Елена стояла в прихожей и застёгивала молнию на дорожной сумке. Сердце билось немного чаще обычного. Не от спешки — от ожидания того, что снова будет всё, как всегда. Открытая дверь, колкий взгляд матери, ироничное: «Ну, что пожаловала? Наверное, скучно стало». За плечами сорок пять лет таких возвращений.
На кухне стоял запах кофе — горький, крепкий, тот самый, который она любила пить после сна, чтобы не думать ни о чем .Телефон завибрировал: «Жду. Не тяни резину. Руку крутит сильно».
Это была Лидия Николаевна — её мать. Женщина в возрасте, с жёстким, даже жестоким характером.
Они жили в разных концах города. Но с детства Елена была приучена к тому, что «мать надо уважать». Даже когда мать резала словами, даже когда говорила, что «с дочкой ей не повезло».

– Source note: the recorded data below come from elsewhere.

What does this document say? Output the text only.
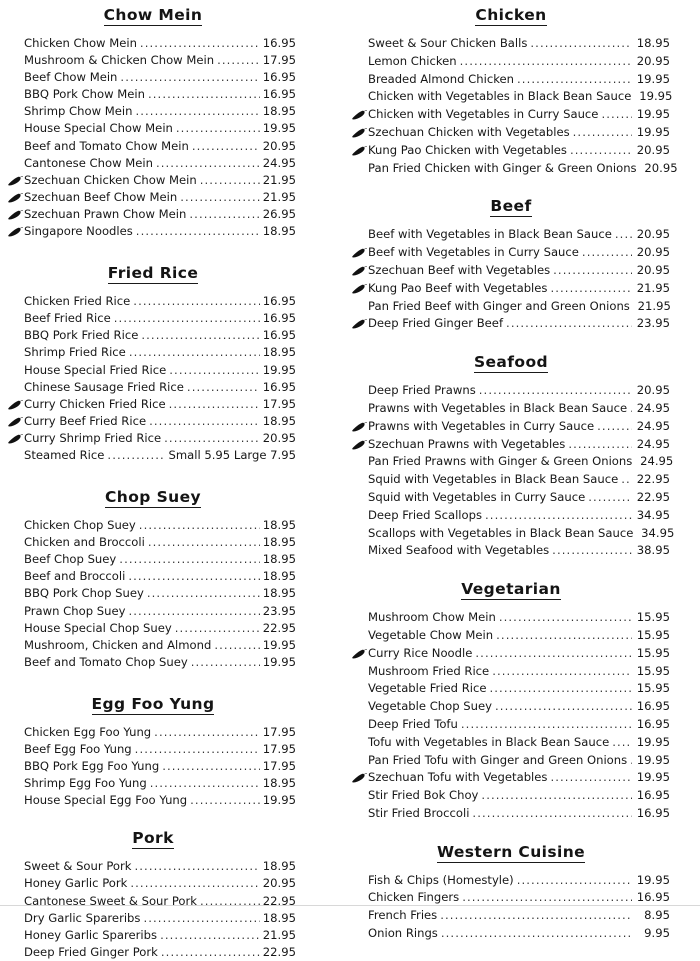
Chow Mein
Chicken Chow Mein .....	16.95
Mushroom & Chicken Chow Mein .....	17.95
Beef Chow Mein .....	16.95
BBQ Pork Chow Mein .....	16.95
Shrimp Chow Mein .....	18.95
House Special Chow Mein .....	19.95
Beef and Tomato Chow Mein .....	20.95
Cantonese Chow Mein .....	24.95
Szechuan Chicken Chow Mein .....	21.95
Szechuan Beef Chow Mein .....	21.95
Szechuan Prawn Chow Mein .....	26.95
Singapore Noodles .....	18.95
Fried Rice
Chicken Fried Rice .....	16.95
Beef Fried Rice .....	16.95
BBQ Pork Fried Rice .....	16.95
Shrimp Fried Rice .....	18.95
House Special Fried Rice .....	19.95
Chinese Sausage Fried Rice .....	16.95
Curry Chicken Fried Rice .....	17.95
Curry Beef Fried Rice .....	18.95
Curry Shrimp Fried Rice .....	20.95
Steamed Rice .....	Small 5.95 Large 7.95
Chop Suey
Chicken Chop Suey .....	18.95
Chicken and Broccoli .....	18.95
Beef Chop Suey .....	18.95
Beef and Broccoli .....	18.95
BBQ Pork Chop Suey .....	18.95
Prawn Chop Suey .....	23.95
House Special Chop Suey .....	22.95
Mushroom, Chicken and Almond .....	19.95
Beef and Tomato Chop Suey .....	19.95
Egg Foo Yung
Chicken Egg Foo Yung .....	17.95
Beef Egg Foo Yung .....	17.95
BBQ Pork Egg Foo Yung .....	17.95
Shrimp Egg Foo Yung .....	18.95
House Special Egg Foo Yung .....	19.95
Pork
Sweet & Sour Pork .....	18.95
Honey Garlic Pork .....	20.95
Cantonese Sweet & Sour Pork .....	22.95
Dry Garlic Spareribs .....	18.95
Honey Garlic Spareribs .....	21.95
Deep Fried Ginger Pork .....	22.95
Chicken
Sweet & Sour Chicken Balls .....	18.95
Lemon Chicken .....	20.95
Breaded Almond Chicken .....	19.95
Chicken with Vegetables in Black Bean Sauce 19.95
Chicken with Vegetables in Curry Sauce .....	19.95
Szechuan Chicken with Vegetables .....	19.95
Kung Pao Chicken with Vegetables .....	20.95
Pan Fried Chicken with Ginger & Green Onions 20.95
Beef
Beef with Vegetables in Black Bean Sauce ..... 20.95
Beef with Vegetables in Curry Sauce .....	20.95
Szechuan Beef with Vegetables .....	20.95
Kung Pao Beef with Vegetables .....	21.95
Pan Fried Beef with Ginger and Green Onions 21.95
Deep Fried Ginger Beef .....	23.95
Seafood
Deep Fried Prawns .....	20.95
Prawns with Vegetables in Black Bean Sauce ..... 24.95
Prawns with Vegetables in Curry Sauce .....	24.95
Szechuan Prawns with Vegetables .....	24.95
Pan Fried Prawns with Ginger & Green Onions 24.95
Squid with Vegetables in Black Bean Sauce ..... 22.95
Squid with Vegetables in Curry Sauce .....	22.95
Deep Fried Scallops .....	34.95
Scallops with Vegetables in Black Bean Sauce 34.95
Mixed Seafood with Vegetables .....	38.95
Vegetarian
Mushroom Chow Mein .....	15.95
Vegetable Chow Mein .....	15.95
Curry Rice Noodle .....	15.95
Mushroom Fried Rice .....	15.95
Vegetable Fried Rice .....	15.95
Vegetable Chop Suey .....	16.95
Deep Fried Tofu .....	16.95
Tofu with Vegetables in Black Bean Sauce ..... 19.95
Pan Fried Tofu with Ginger and Green Onions ..... 19.95
Szechuan Tofu with Vegetables .....	19.95
Stir Fried Bok Choy .....	16.95
Stir Fried Broccoli .....	16.95
Western Cuisine
Fish & Chips (Homestyle) .....	19.95
Chicken Fingers .....	16.95
French Fries .....	8.95
Onion Rings .....	9.95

А когда Елена была маленькая она всем и везде говорила : «Меня папа родил ».Только так она могла отомстить матери за постоянное недовольство и ругань. Папа был добрым. Он никогда не ругал Елену.А после очередной порции недовольства от матери ,отец гладил по голове Лену, вытирал ей слёзки, и они уходили гулять по улицам. А после развода, он уехал в другой город. Обменял квартиру, и уехал. Мать осталась.
После него у неё были мужчины, но «ни с кем не вышло».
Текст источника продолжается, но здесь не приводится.